India Overtakes England Australia Migration as the Population Mix Shifts in 2025

India overtakes England Australia Migration at a moment when Australia’s overseas-born population is nearing its highest level on record, and that makes this change more than a simple ranking swap. New Australian Bureau of Statistics data shows how the country’s migration profile is evolving, with long-running shifts in birthplace, age, and population size now visible in the numbers.
What If the New Ranking Signals a Deeper Turn?
England has been overtaken as Australia’s top overseas country of origin for the first time since records began. People born in India made up the largest proportion of those born overseas for the first time on record in 2025, narrowly edging out English-born residents. That change matters because it reflects not just one year of movement, but a broader reshaping of where Australia’s overseas-born population comes from.
The estimated resident population on 30 June last year was 27. 6 million, including 8. 83 million people born overseas. Over the past decade, Australia’s population has grown by around 3. 8 million, from 23. 8 million in 2015. The share of residents born overseas has now reached 32 per cent of the overall estimated population, the highest level since 1891, when late-gold rush migration had pushed the proportion to a similar point.
What Happens When India Becomes the Largest Source?
The biggest signal in the latest figures is the rise of India. Of the 8. 83 million people born overseas, 971, 020 were born in India, with the country showing an increasing proportion of migrants over the past four years. England followed closely at 970, 950, making 2025 the second year in a row that has seen an increase in migrants from that country, even as the longer-term trend has been downward from a peak of just over one million in 2013.

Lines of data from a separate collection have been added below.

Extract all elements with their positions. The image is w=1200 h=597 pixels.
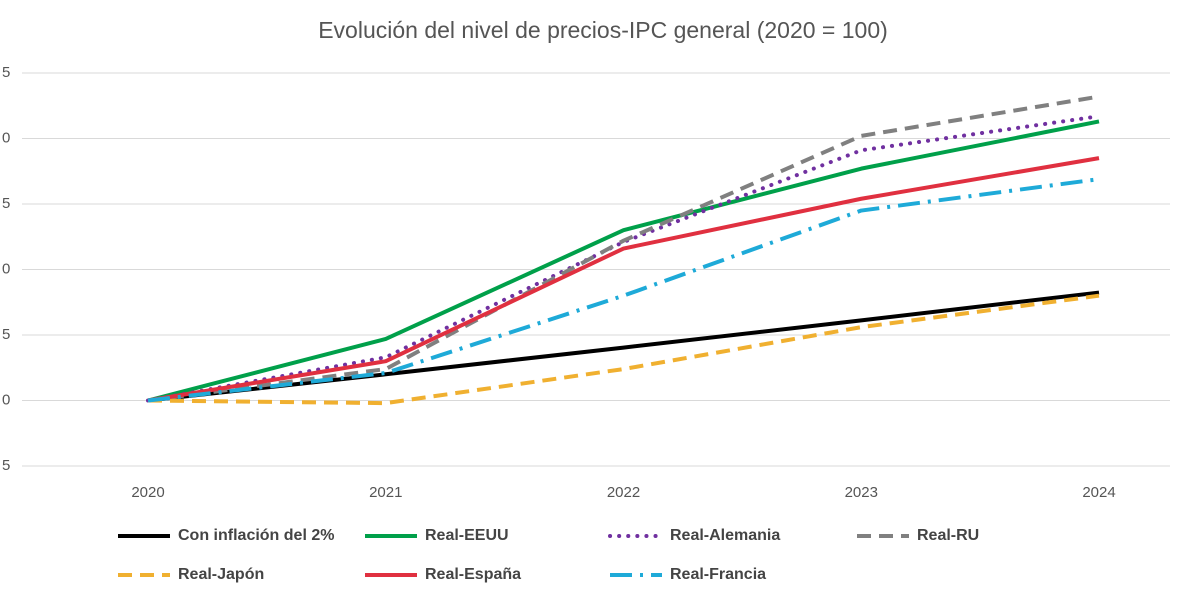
x-tick-label: 2022 [607, 484, 640, 501]
x-tick-label: 2021 [369, 484, 402, 501]
x-tick-label: 2020 [131, 484, 164, 501]
series-line [147, 119, 1100, 403]
x-tick-label: 2024 [1082, 484, 1115, 501]
y-tick-label: 0 [2, 129, 10, 146]
y-tick-label: 0 [2, 391, 10, 408]
series-line [147, 156, 1100, 403]
legend-label: Real-Japón [178, 566, 264, 583]
legend-label: Real-España [425, 566, 521, 583]
y-tick-label: 0 [2, 260, 10, 277]
x-tick-label: 2023 [845, 484, 878, 501]
legend-label: Real-Francia [670, 566, 766, 583]
series-line [146, 114, 1101, 403]
legend-label: Real-RU [917, 527, 979, 544]
y-tick-label: 5 [2, 195, 10, 212]
legend-label: Real-EEUU [425, 527, 509, 544]
series-line [147, 290, 1100, 403]
y-tick-label: 5 [2, 326, 10, 343]
series-line [147, 94, 1100, 403]
chart-title: Evolución del nivel de precios-IPC gener… [318, 17, 888, 43]
legend-label: Real-Alemania [670, 527, 780, 544]
y-tick-label: 5 [2, 457, 10, 474]
y-tick-label: 5 [2, 64, 10, 81]
legend-label: Con inflación del 2% [178, 527, 334, 544]
series-line [147, 293, 1100, 406]
series-line [147, 177, 1100, 403]
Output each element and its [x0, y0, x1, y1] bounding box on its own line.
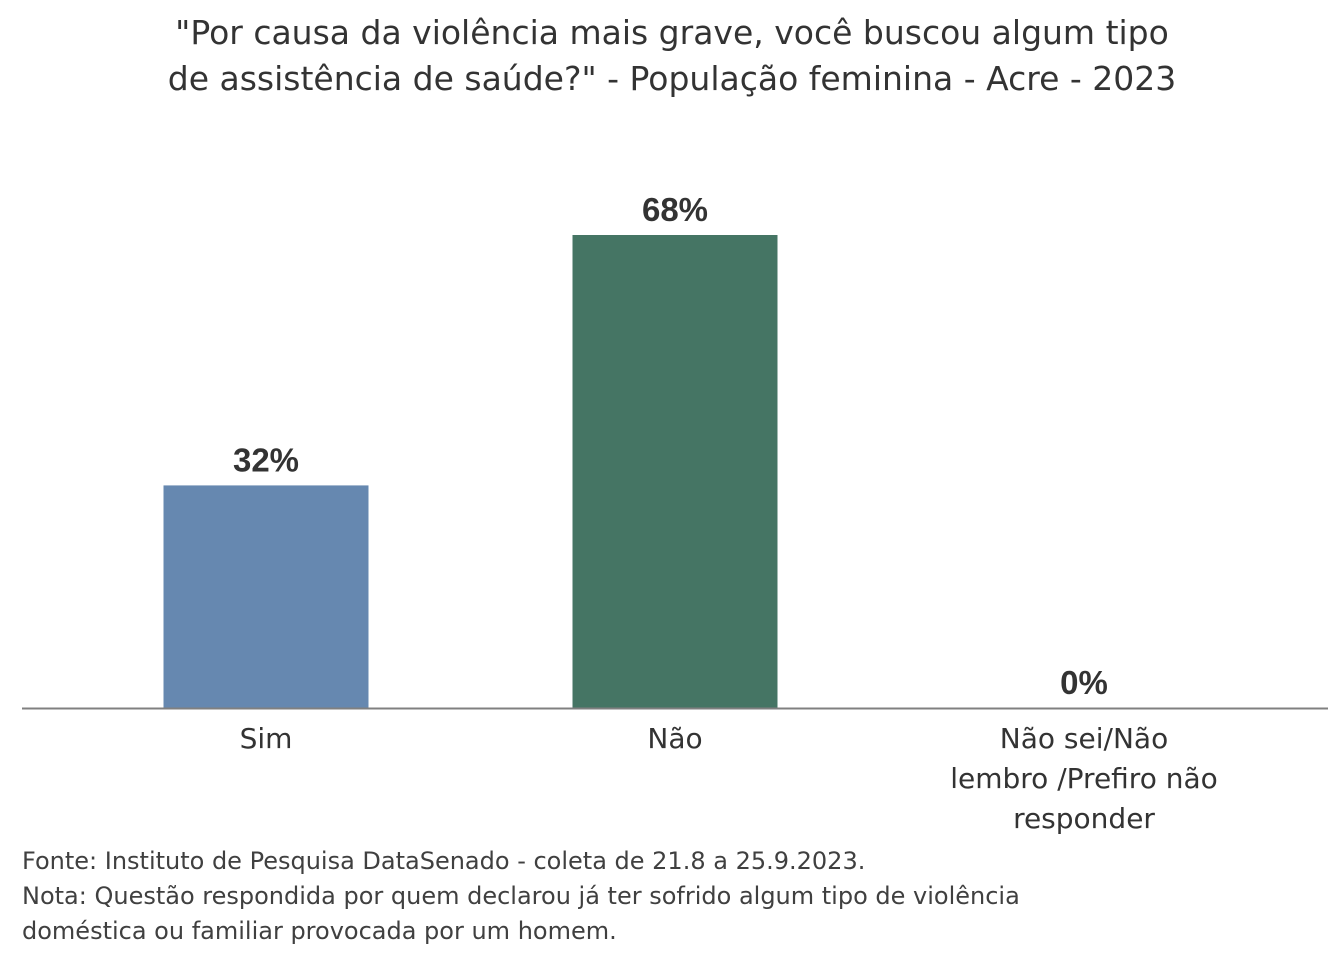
chart-title: "Por causa da violência mais grave, você…	[0, 10, 1344, 102]
category-labels-group: Sim Não Não sei/Não lembro /Prefiro não resp…	[240, 722, 1218, 835]
note-text-line-2: doméstica ou familiar provocada por um h…	[22, 917, 617, 945]
category-label-2-line-0: Não sei/Não	[1000, 722, 1168, 755]
bar-1	[572, 235, 778, 708]
data-labels-group: 32% 68% 0%	[233, 191, 1108, 701]
data-label-2: 0%	[1060, 664, 1108, 701]
chart-title-line-2: de assistência de saúde?" - População fe…	[167, 59, 1177, 98]
category-label-2-line-1: lembro /Prefiro não	[950, 762, 1218, 795]
category-label-0-line-0: Sim	[240, 722, 293, 755]
chart-footer: Fonte: Instituto de Pesquisa DataSenado …	[22, 844, 1322, 949]
data-label-0: 32%	[233, 441, 299, 478]
chart-title-line-1: "Por causa da violência mais grave, você…	[175, 13, 1169, 52]
note-text-line-1: Nota: Questão respondida por quem declar…	[22, 882, 1020, 910]
category-label-1-line-0: Não	[647, 722, 702, 755]
bar-0	[163, 485, 369, 708]
source-text: Fonte: Instituto de Pesquisa DataSenado …	[22, 847, 866, 875]
bars-group	[163, 235, 778, 708]
category-label-2-line-2: responder	[1013, 802, 1155, 835]
data-label-1: 68%	[642, 191, 708, 228]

This is not a story of one group replacing another overnight. It is a gradual transition in the composition of overseas-born Australia. China remains the third-largest group at 732, 000 people, New Zealand is fourth at 638, 000, and the Philippines rounds out the top five at 412, 530. The next most significant countries of origin are Vietnam, South Africa, Nepal, Sri Lanka, and Malaysia.
| Country of origin | Estimated population in 2025 | Trend noted in the data |
|---|---|---|
| India | 971, 020 | Largest overseas-born group for the first time |
| England | 970, 950 | Second year of increase, but below 2013 peak |
| China | 732, 000 | Another peak, up 32, 000 from 2024 |
| New Zealand | 638, 000 | Up from 618, 000 in 2024 |
| Philippines | 412, 530 | Almost doubled since 2015 |
What Forces Are Reshaping the Migration Picture?
India overtakes England Australia Migration because several long-term forces are moving together. One is the sustained rise in Australia’s overseas-born share, which has climbed steadily since the low point of 9. 8 per cent in 1947 after severe economic downturns. Another is demographic change inside the migrant population itself.
The data show that people born in Italy and England had the largest decreases in their populations since 2015, and both groups have a median age of 60 or over. That reflects high levels of migration to Australia from those countries after World War II. By contrast, the median age of Australia’s overseas-born population is now 43, down from 46 in 2005, while the median age of the Australian-born population is 35, up from 33 two decades ago. The picture is of an overseas-born population that remains large, but is also changing in age profile and country of origin.
What If the Trend Continues?
There are three clear paths from here. In the best case, the new mix reflects a stable, adaptable population structure that supports growth without strain. In the most likely case, the composition keeps shifting gradually, with India remaining the leading source while England, China, New Zealand, and the Philippines continue to shape the top tier. In the most challenging case, the speed of change outpaces planning, leaving institutions to adjust late to a population that is larger, older in some segments, and more diverse in origin than before.
Who wins in this setting? Migrants from rising-source countries, employers with access to a broader labour pool, and institutions that can respond quickly to a changing population profile. Who loses? Groups tied to declining-origin trends, and public systems that fail to adapt to changing settlement patterns, age structures, and service needs. The headline is not just that one country has moved ahead of another. It is that Australia’s migration story is entering a new phase.
For readers, the key point is simple: the current shift is measurable, durable, and likely to keep shaping how Australia grows. India overtakes England Australia Migration is now part of a wider reordering of the country’s overseas-born population, and the next stage will be defined by whether institutions keep pace with that reality.